"Fanaa": Prasa o filmie
Bollywoodzki film nakręcony w Polsce przebojem w Indiach
Bollywoodzki film, który częściowo powstawał w Polsce, bije w Indiach rekordy popularności. Nie tylko dzięki świetnym recenzjom - znalazł się w centrum politycznego skandalu.
Nad Gangesem polityka nie ma granic. Awantura wybuchła, kiedy Aamir Khan, gwiazdor "Fanaa" (w j. hindi: unicestwienie), publicznie skrytykował budowę tamy na Narmadzie - największej rzece w stanie Gudżarat. Ma ona zapewnić dostęp do wody cierpiącym z powodu susz wioskom, ale budzi protesty części ekologów. W odpowiedzi rządząca w ubogim Gudżaracie Indyjska Partia Ludowa zakazała wyświetlania filmu "Fanaa" na terenie stanu. Poparł ją nawet polityczny rywal - Indyjski Kongres Narodowy. Stowarzyszenie dystrybutorów postanowiło nie pokazywać także poprzedniego filmu z Khanem w roli głównej. Przeciwnicy aktora protestowali m.in. w stolicy regionu Ahmadabadzie i palili plakaty z jego wizerunkiem.
Konflikt zaognił sam gwiazdor, krytykując kontrowersyjnego szefa rządu stanowego Narendrę Modiego. Lokalne władze zapowiedziały, że dopóki aktor oficjalnie nie przeprosi, nie będą tam pokazywane żadne filmy z jego udziałem, a ze sprzedaży wycofane zostaną VCD i DVD z jego rolami sprzed lat.
Groźby aktorowi nie szkodzą - przeciwnie. Podczas pierwszego weekendu film zarobił w Indiach ponad 5 mln dolarów (to absolutny rekord), a poczytny tygodnik "Outlook" opublikował sondaż, według którego 60 proc. mieszkańców prowincji Gudżarat popiera Khana i chce obejrzeć film.
Khan nie jest typowym indyjskim idolem - ma prawdziwy talent, a poza rzeszami fanów cenią go również wymagający widzowie, ponieważ ostrożnie wybiera role i żadnej nie musi się wstydzić. Tylko w ciągu ostatniego roku stworzył trzy udane postaci, co ciekawe, wszystkie zaangażowane politycznie.
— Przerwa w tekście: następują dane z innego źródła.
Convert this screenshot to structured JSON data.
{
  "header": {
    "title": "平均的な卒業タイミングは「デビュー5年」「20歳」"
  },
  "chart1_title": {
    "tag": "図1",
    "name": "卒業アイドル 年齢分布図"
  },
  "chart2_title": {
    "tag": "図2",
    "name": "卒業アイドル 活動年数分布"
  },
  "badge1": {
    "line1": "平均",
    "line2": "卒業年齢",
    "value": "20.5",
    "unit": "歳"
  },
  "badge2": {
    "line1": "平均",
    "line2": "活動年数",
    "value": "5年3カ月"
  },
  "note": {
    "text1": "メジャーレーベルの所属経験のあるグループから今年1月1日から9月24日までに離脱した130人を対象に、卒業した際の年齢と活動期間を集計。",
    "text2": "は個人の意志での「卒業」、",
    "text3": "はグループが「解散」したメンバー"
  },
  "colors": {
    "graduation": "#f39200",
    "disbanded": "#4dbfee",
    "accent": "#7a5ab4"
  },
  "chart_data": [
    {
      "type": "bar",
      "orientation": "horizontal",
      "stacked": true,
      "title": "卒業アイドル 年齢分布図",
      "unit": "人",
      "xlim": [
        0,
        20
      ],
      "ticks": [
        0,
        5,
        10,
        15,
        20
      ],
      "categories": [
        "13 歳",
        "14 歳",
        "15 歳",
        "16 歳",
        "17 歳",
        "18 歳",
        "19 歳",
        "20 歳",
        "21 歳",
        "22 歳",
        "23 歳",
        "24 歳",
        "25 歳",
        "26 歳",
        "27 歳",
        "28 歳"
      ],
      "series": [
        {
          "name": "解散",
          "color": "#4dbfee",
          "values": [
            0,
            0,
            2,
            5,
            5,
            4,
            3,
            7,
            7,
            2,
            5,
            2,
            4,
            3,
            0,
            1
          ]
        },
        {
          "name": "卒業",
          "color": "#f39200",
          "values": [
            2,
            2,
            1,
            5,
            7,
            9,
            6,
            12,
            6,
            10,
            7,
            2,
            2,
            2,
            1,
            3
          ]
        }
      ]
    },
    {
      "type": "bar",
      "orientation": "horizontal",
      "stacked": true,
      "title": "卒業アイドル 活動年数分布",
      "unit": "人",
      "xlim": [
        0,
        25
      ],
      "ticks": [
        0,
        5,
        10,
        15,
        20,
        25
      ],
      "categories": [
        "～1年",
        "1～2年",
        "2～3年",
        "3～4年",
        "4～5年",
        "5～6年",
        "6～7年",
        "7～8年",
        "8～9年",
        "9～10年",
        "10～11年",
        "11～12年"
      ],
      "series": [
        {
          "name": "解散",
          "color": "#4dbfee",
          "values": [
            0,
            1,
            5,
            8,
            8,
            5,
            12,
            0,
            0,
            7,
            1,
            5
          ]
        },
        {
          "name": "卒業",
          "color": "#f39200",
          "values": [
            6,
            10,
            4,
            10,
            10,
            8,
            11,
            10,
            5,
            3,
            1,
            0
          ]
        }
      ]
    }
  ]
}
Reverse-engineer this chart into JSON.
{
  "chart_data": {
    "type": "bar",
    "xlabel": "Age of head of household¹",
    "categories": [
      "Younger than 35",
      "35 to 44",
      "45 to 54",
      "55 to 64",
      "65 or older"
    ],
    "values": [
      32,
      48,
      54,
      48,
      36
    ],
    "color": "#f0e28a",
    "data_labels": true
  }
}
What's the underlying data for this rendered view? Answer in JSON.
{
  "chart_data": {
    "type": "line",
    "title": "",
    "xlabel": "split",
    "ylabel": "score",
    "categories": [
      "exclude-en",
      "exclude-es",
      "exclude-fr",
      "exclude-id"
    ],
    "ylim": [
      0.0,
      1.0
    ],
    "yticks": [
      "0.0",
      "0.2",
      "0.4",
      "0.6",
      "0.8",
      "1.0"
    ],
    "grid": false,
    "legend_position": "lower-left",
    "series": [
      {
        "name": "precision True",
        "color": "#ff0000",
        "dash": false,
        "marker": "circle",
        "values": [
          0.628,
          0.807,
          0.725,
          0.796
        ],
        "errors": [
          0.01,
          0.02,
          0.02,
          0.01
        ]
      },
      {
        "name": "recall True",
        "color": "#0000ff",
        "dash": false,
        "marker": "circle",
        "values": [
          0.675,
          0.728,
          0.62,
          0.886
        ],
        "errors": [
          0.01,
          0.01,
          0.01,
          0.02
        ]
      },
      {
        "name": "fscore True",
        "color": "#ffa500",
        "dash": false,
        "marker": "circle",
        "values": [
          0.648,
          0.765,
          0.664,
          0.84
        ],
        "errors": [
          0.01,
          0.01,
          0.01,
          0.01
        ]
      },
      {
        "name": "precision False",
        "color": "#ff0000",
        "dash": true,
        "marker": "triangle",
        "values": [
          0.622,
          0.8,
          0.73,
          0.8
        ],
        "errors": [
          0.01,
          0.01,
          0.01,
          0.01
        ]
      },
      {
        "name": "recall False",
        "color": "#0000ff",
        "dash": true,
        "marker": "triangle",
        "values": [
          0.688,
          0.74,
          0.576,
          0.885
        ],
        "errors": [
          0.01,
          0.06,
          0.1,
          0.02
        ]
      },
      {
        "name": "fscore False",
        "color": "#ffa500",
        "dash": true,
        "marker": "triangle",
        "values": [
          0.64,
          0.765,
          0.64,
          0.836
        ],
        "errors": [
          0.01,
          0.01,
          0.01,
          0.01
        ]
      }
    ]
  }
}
W "The Rising" był przywódcą antybrytyjskiego buntu sipajów w 1857 r., we współczesnym "Rang de basanti" walczył z korupcją. Także "Fanaa" jest obrazem nietypowym - mówi o możliwości przeprowadzenia referendum na temat przyszłości podzielonego Kaszmiru. Ten wątek szybko zagłuszają strzelaniny w stylu Jamesa Bonda, piosenki i romans z piękną Zooni (w tej roli uwielbiana Kajol), ale jak na Bollywood to i tak odważne posunięcie. Recenzenci chwalą sceny w egzotycznych plenerach (spodobały się nasze Tatry udające niedostępne dla filmowców góry Kaszmiru). Choć z taką obsadą film był skazany na sukces, tak dużego powodzenia nikt się nie spodziewał.